Figure 8. Sonication optimization.

(A) Example where the pressure amplitude was increased by 10 kPa at select subsonications in a visual cortex sonication in monkey #4. The harmonic emissions achieved during the first and second sonications (in Np·Hz) are noted for each subsonication target. Two of five targets that were sonicated twice overlapped with a sulcus (red circles) and showed a large increase in harmonic emissions with the second sonication. From the other targets only one showed significant increase (circled). (B) Similar experiment performed in the cingulate cortex in monkey #5. In this example the pressure amplitude was increased by 15 kPa for the second sonication. Three of the locations showed a strong increase in harmonic emissions (circled). (C) Similar experiment performed in the cingulate cortex in monkey #5, but instead of increasing the pressure amplitude, the second sonication used five times the microbubble dose (circles indicate the most pronounced increase in harmonic emissions). Arrows indicate strong contrast enhancement at the targets with pronounced increase in the harmonic emissions (Left images: T2-weighted images showing the location of the targeted volumes and the ROI; Right images: images showing contrast enhancement in T1-weighted images after Gd-DTPA injection).

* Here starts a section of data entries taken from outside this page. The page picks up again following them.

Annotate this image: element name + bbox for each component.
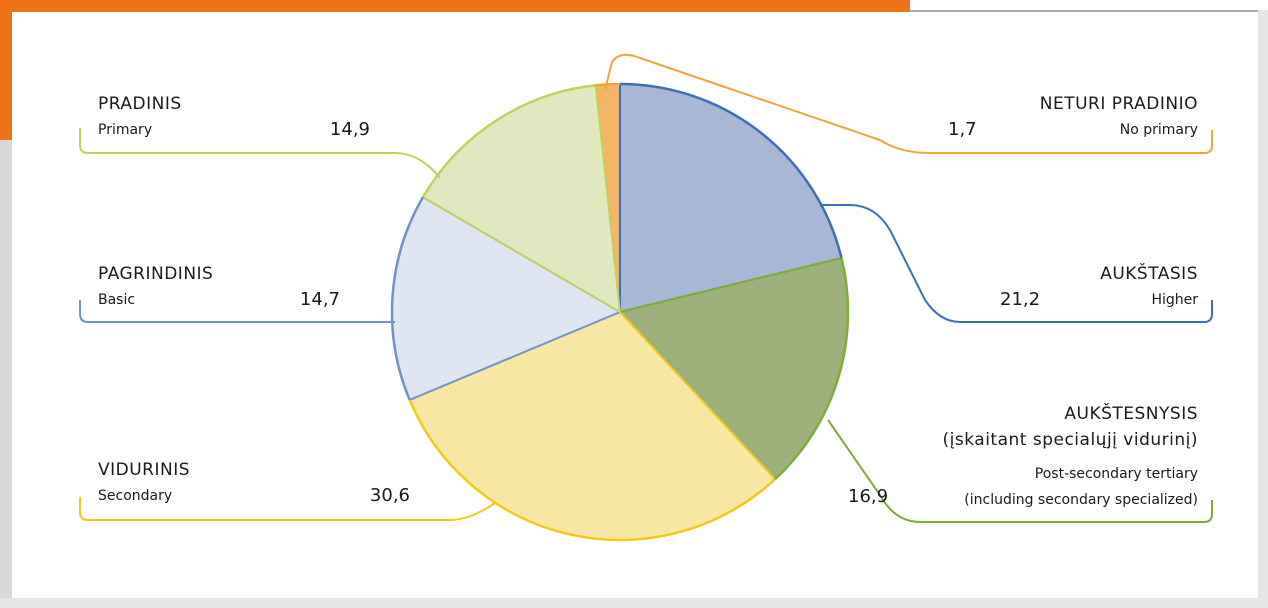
label-en: (including secondary specialized) <box>964 492 1198 508</box>
value-label: 21,2 <box>1000 289 1040 310</box>
bottom-frame <box>0 598 1268 608</box>
chart: NETURI PRADINIO No primary 1,7 AUKŠTASIS Hig… <box>0 0 1268 608</box>
top-line <box>910 10 1268 12</box>
label-lt: NETURI PRADINIO <box>1040 94 1198 114</box>
label-en: Post-secondary tertiary <box>1035 466 1198 482</box>
label-lt: VIDURINIS <box>98 460 190 480</box>
top-bar <box>0 0 910 12</box>
label-lt: PRADINIS <box>98 94 182 114</box>
label-lt: (įskaitant specialųjį vidurinį) <box>943 430 1198 450</box>
value-label: 16,9 <box>848 486 888 507</box>
label-en: Primary <box>98 122 152 138</box>
right-frame <box>1258 10 1268 608</box>
value-label: 14,9 <box>330 119 370 140</box>
label-lt: AUKŠTASIS <box>1100 262 1198 284</box>
value-label: 30,6 <box>370 485 410 506</box>
value-label: 14,7 <box>300 289 340 310</box>
label-en: Higher <box>1151 292 1198 308</box>
left-frame <box>0 140 12 608</box>
label-en: Secondary <box>98 488 172 504</box>
label-en: Basic <box>98 292 135 308</box>
label-lt: PAGRINDINIS <box>98 264 213 284</box>
slice-rim <box>596 84 620 85</box>
label-lt: AUKŠTESNYSIS <box>1064 402 1198 424</box>
label-en: No primary <box>1120 122 1198 138</box>
left-bar <box>0 0 12 140</box>
value-label: 1,7 <box>948 119 977 140</box>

Figure 9. Increase in harmonic emissions strength with increased microbubble dose.

Individual subsonications with low harmonic emissions signals were sonicated again with five times the microbubble dose. Signals recorded during the second sonication increased substantially; all but one increased to a level above 6 Np·Hz, a level where MRI-evident BBB disruption is expected based on results in Fig. 5. The two measurements were correlated (R²: 0.65). The measured slope indicates that the strength of the harmonic emissions is proportional to the number of oscillating microbubbles, since the signals were log-transformed (Eq. 3, log(5) = 1.6). A non-zero Y-intercept suggests that there may have been low-level harmonic emissions during the first sonication that were below our detection threshold.